Article

Working Through Cancer Anger

Anger is a common emotional response to being diagnosed with and treated for cancer. Openly expressing it can be a struggle.

A few months after my mastectomy and TRAM flap reconstruction, I had it out with the light fixture in my walk-in closet.

Like me, the bulb was burnt out. Removing the cover to replace it was easy, but I couldn’t get the cover back on for the life of me.

As I struggled, I got more and more frustrated. I didn’t want to give up and ask for help; I wanted to make it work.

Suddenly, my brain made a hard left turn and all I really wanted was to smash the darn thing onto the floor.

Which I did.

The cover hit the floor and exploded. Shards of plastic sprayed everywhere.
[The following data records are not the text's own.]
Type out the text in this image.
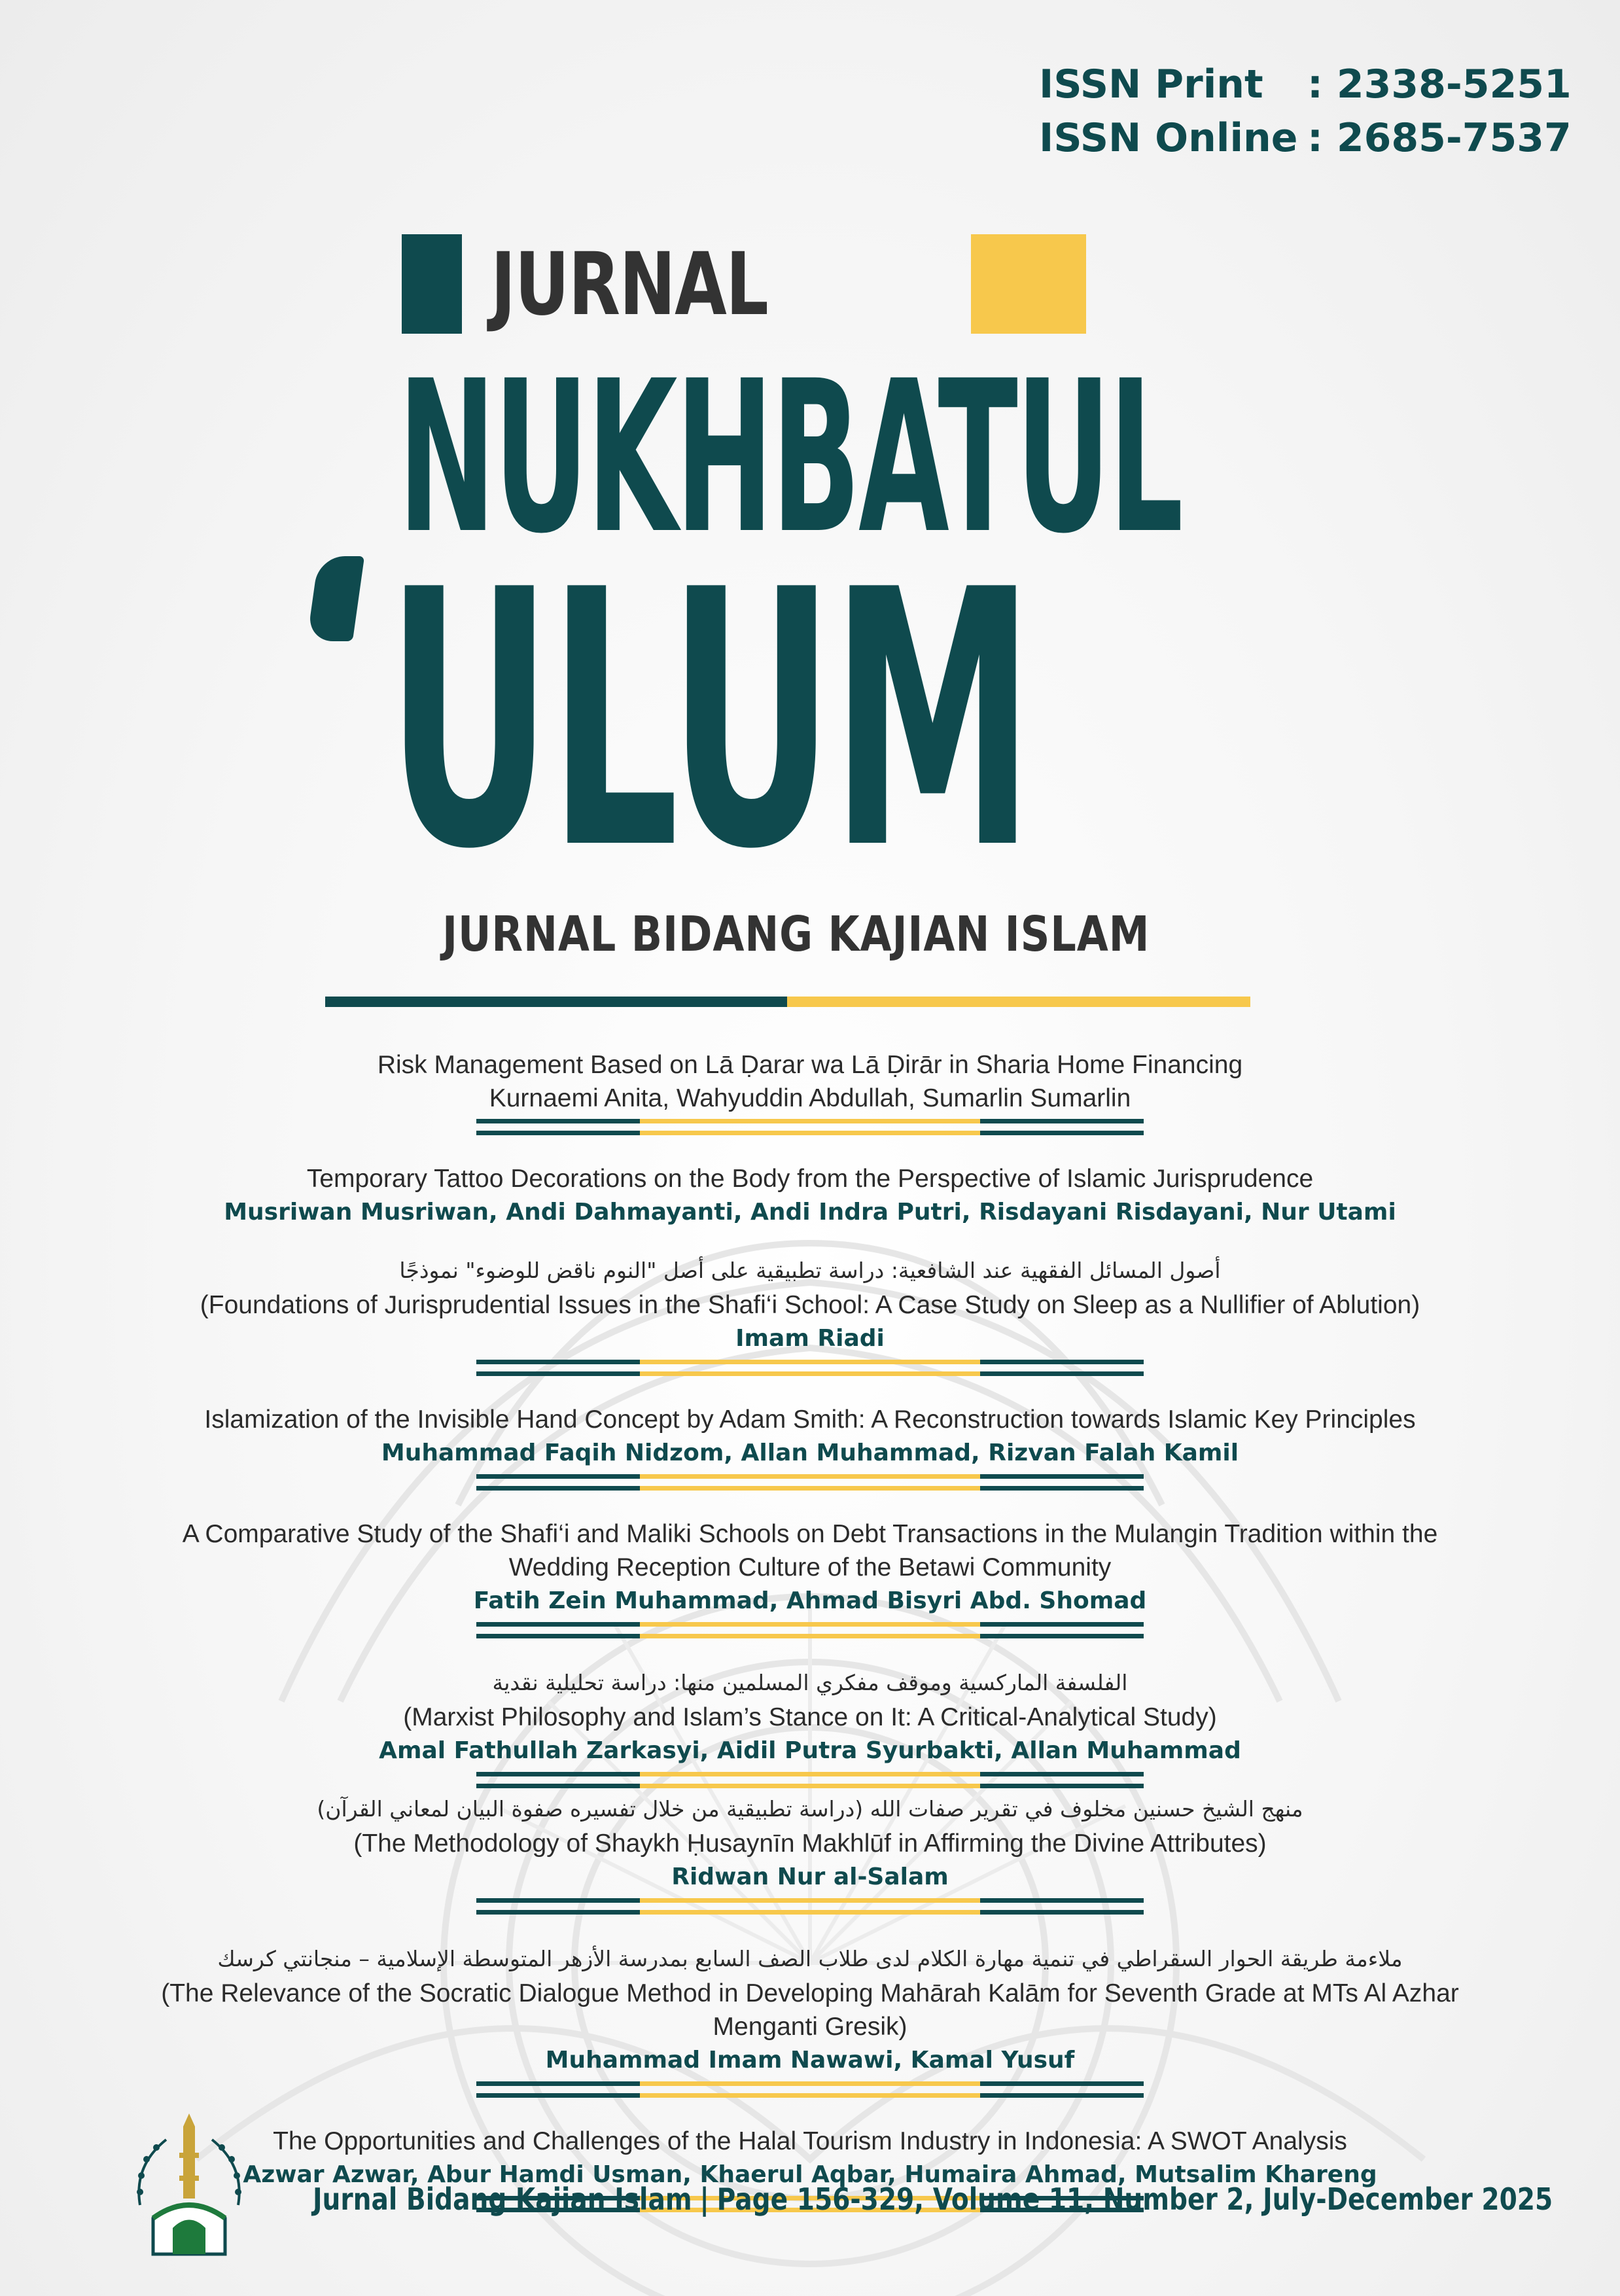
ISSN Print	: 2338-5251
ISSN Online : 2685-7537
JURNAL
NUKHBATUL
ULUM
JURNAL BIDANG KAJIAN ISLAM
Risk Management Based on Lā Ḍarar wa Lā Ḍirār in Sharia Home Financing
Kurnaemi Anita, Wahyuddin Abdullah, Sumarlin Sumarlin
Temporary Tattoo Decorations on the Body from the Perspective of Islamic Jurisprudence
Musriwan Musriwan, Andi Dahmayanti, Andi Indra Putri, Risdayani Risdayani, Nur Utami
أصول المسائل الفقهية عند الشافعية: دراسة تطبيقية على أصل "النوم ناقض للوضوء" نموذجًا
(Foundations of Jurisprudential Issues in the Shafi‘i School: A Case Study on Sleep as a Nullifier of Ablution)
Imam Riadi
Islamization of the Invisible Hand Concept by Adam Smith: A Reconstruction towards Islamic Key Principles
Muhammad Faqih Nidzom, Allan Muhammad, Rizvan Falah Kamil
A Comparative Study of the Shafi‘i and Maliki Schools on Debt Transactions in the Mulangin Tradition within the
Wedding Reception Culture of the Betawi Community
Fatih Zein Muhammad, Ahmad Bisyri Abd. Shomad
الفلسفة الماركسية وموقف مفكري المسلمين منها: دراسة تحليلية نقدية
(Marxist Philosophy and Islam’s Stance on It: A Critical-Analytical Study)
Amal Fathullah Zarkasyi, Aidil Putra Syurbakti, Allan Muhammad
منهج الشيخ حسنين مخلوف في تقرير صفات الله (دراسة تطبيقية من خلال تفسيره صفوة البيان لمعاني القرآن)
(The Methodology of Shaykh Ḥusaynīn Makhlūf in Affirming the Divine Attributes)
Ridwan Nur al-Salam
ملاءمة طريقة الحوار السقراطي في تنمية مهارة الكلام لدى طلاب الصف السابع بمدرسة الأزهر المتوسطة الإسلامية – منجانتي كرسك
(The Relevance of the Socratic Dialogue Method in Developing Mahārah Kalām for Seventh Grade at MTs Al Azhar
Menganti Gresik)
Muhammad Imam Nawawi, Kamal Yusuf
The Opportunities and Challenges of the Halal Tourism Industry in Indonesia: A SWOT Analysis
Azwar Azwar, Abur Hamdi Usman, Khaerul Aqbar, Humaira Ahmad, Mutsalim Khareng
Jurnal Bidang Kajian Islam | Page 156-329, Volume 11, Number 2, July-December 2025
It was a moment of violent, beautiful clarity that shocked me awake.

I was a cauldron of red-hot anger, and I hadn’t even realized it until that moment.

Looking back, it’s my denial that shocks me now. Of course, I was angry. My entire life had been turned upside-down. I had a bright red scar from hip to hip, and a reconstructed mound and missing nipple where I used to have a breast. I was afraid, lonely, guilt-ridden and traumatized.

My anger was that part of me that railed against it all. It was the part that hated submitting when punching someone or running made much more sense to my fight or flight impulse. It was the part of me that was sick and tired of letting cancer dictate my life.

Anger was as valid an emotion as any other. By making itself known when that light cover hit the floor, it forced me to deal with it. Luckily, I met with a therapist at my cancer center on a regular basis. She encouraged me to talk through my anger, first with her and then with others.

Our conversations helped me sort through my general anger at having cancer and my specific issues with family and friends who didn’t understand why I “wasn’t “over” cancer. She also reassured me that it was normal to feel anger as a result of living with cancer.

Months after the walk-in closet incident, I returned to the breast center for the first mammogram of my remaining breast after my mastectomy. As I wrote in a post at my blog, the technician’s ignorance and gross insensitivity made me “over the top angry.”

As extremely difficult as that experience was, I didn’t swallow my anger. Instead, I was able to express it constructively and get a resolution that worked for me.

Denying my anger and characterizing it as “bad,” resulted in bad behavior (and, six years later, the light in my walk-in closet is still missing a cover.) As a normal emotional response, anger isn’t good or bad — it just is. Dealing with it openly can be difficult, but it’s a lot more constructive than smashing things.